沈宁一怔,不由感叹,李琮钰这头狐狸,做戏做全套,自然不会在太子面前露了马脚。可他也绝不会就那样让冯程跑了,于是猜测道:“殿下定是派了人跟着他吧。”
李琮钰微微一笑:“就算不派人跟着他,本王要抓他也是手到擒来。不过,眼下本王受了重伤,不便行动,此时就要轮到你这英明神武的大将军出场了。”
沈宁抬头迎上李琮钰的目光,好似在说:原来给她挖的坑在这儿呢。
李琮钰轻笑一声:“放心,人自然是本王替你拿,不过冯程一案还是得由你来审。”
沈宁道:“刺杀皇子是死罪,刑部还敢包庇他不成。”
李琮钰哼道:“冯骥颠倒黑白的手段你不是没领教过,你这个定远大将军眼下不也背了个杀人者的罪名吗?更何况当时就本王和太子在场,太子的侍从都死干净了,谁能出来作证。所以,本王要你审的是冯程的旧案,铁证如山,他跑不了。”
沈宁面露难色:“那个幽若尚未找到,小人拿什么审案。”
“区区一个幽若,小宁子本事神通广大,定是难不倒你的。”
沈宁看他一副成竹在胸的模样,幽若的下落肯定早有了眉目,又道:“可小人眼下是个死人,总不能在皇上面前突然诈尸,若是追究起来,莫说案子还审不审得了,小人跑不了就是个欺君之罪。”
李琮钰勾唇一笑:“这个你放心,本王既然挨了这一剑也不是白挨的。冯程敢刺杀太子便是触了冯皇后的逆鳞,冯皇后恨不得杀之而后快。如今冯程跑了,你将人拿下送到太子府,到时你只需将诏狱大火推到冯程身上,并对太子言明失踪是因遭到冯程软禁,此前有谢明玉的事在前,本王已写了信让浔阳候替你作证,太子查不出什么来。”

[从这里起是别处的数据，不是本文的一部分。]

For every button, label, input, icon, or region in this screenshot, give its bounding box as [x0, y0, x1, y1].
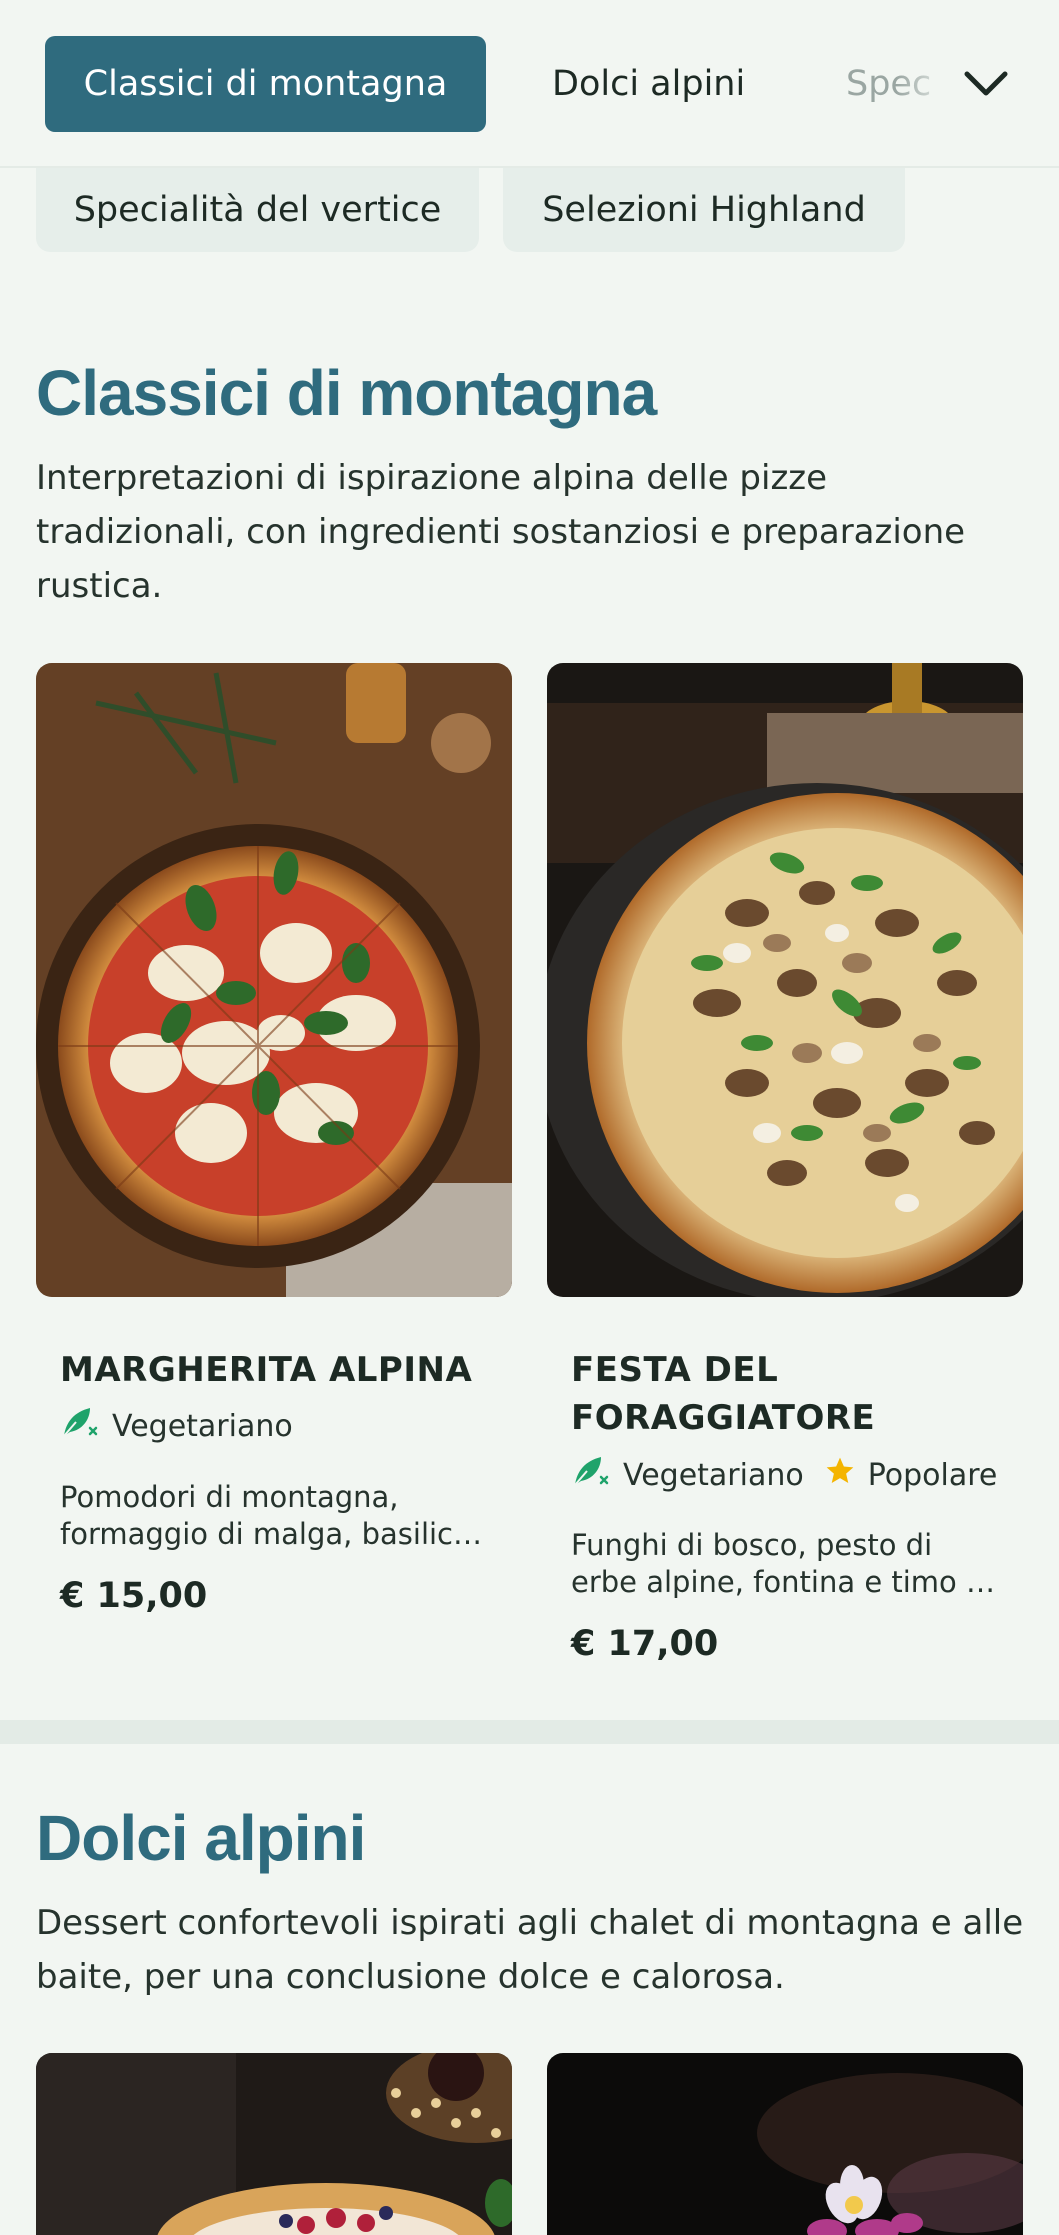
- item-price: € 15,00: [60, 1576, 208, 1616]
- category-nav: Classici di montagna Dolci alpini Spec: [0, 0, 1059, 168]
- tab-specialita-partial[interactable]: Spec: [846, 36, 956, 132]
- tag-label: Vegetariano: [112, 1408, 293, 1444]
- tab-label: Spec: [846, 64, 932, 104]
- tab-label: Specialità del vertice: [73, 190, 442, 230]
- item-description: Pomodori di montagna, formaggio di malga…: [60, 1480, 471, 1551]
- leaf-icon: [571, 1453, 611, 1497]
- leaf-icon: [60, 1404, 100, 1448]
- dessert-berry-tart-photo[interactable]: [36, 2053, 512, 2235]
- item-tags: Vegetariano: [60, 1406, 303, 1446]
- dessert-flowers-photo[interactable]: [547, 2053, 1023, 2235]
- item-tags: Vegetariano Popolare: [571, 1455, 1007, 1495]
- tab-label: Dolci alpini: [552, 64, 746, 104]
- section-title: Dolci alpini: [36, 1802, 366, 1874]
- tab-classici-di-montagna[interactable]: Classici di montagna: [45, 36, 486, 132]
- section-divider: [0, 1720, 1059, 1744]
- item-description: Funghi di bosco, pesto di erbe alpine, f…: [571, 1528, 993, 1599]
- tag-vegetariano: Vegetariano: [571, 1453, 804, 1497]
- tag-popolare: Popolare: [824, 1455, 998, 1495]
- tab-dolci-alpini[interactable]: Dolci alpini: [552, 36, 745, 132]
- tab-specialita-del-vertice[interactable]: Specialità del vertice: [36, 168, 479, 252]
- section-description: Interpretazioni di ispirazione alpina de…: [36, 458, 966, 606]
- pizza-mushroom-photo[interactable]: [547, 663, 1023, 1297]
- section-description: Dessert confortevoli ispirati agli chale…: [36, 1903, 1024, 1997]
- section-title: Classici di montagna: [36, 357, 657, 429]
- chevron-down-icon[interactable]: [956, 56, 1016, 112]
- tab-label: Selezioni Highland: [542, 190, 866, 230]
- tag-vegetariano: Vegetariano: [60, 1404, 293, 1448]
- tab-selezioni-highland[interactable]: Selezioni Highland: [503, 168, 905, 252]
- item-price: € 17,00: [571, 1624, 719, 1664]
- item-name: MARGHERITA ALPINA: [60, 1350, 473, 1390]
- star-icon: [824, 1455, 856, 1495]
- tag-label: Popolare: [867, 1457, 998, 1493]
- pizza-margherita-photo[interactable]: [36, 663, 512, 1297]
- tag-label: Vegetariano: [623, 1457, 804, 1493]
- tab-label: Classici di montagna: [83, 64, 448, 104]
- item-name: FESTA DEL FORAGGIATORE: [571, 1350, 876, 1438]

沈宁不由心惊:“小人活了二十年,还未曾见过殿下这般的渔夫。”
想必今日冯程进宫也是李琮钰的手笔,不然他也不会准备护心镜和血袋,还上演了一出兄弟情深的戏码。他这一伤,将自己完美地隐藏在幕后,而冯皇后、太子和沈宁才是他手里杀人的刀。
此人步步机心,好处揽尽,却又不动声色,狡黠如狐者,天下莫出其右,沈宁似乎可以预见,将来那个脓包太子在他面前会是如何一副惨败之相。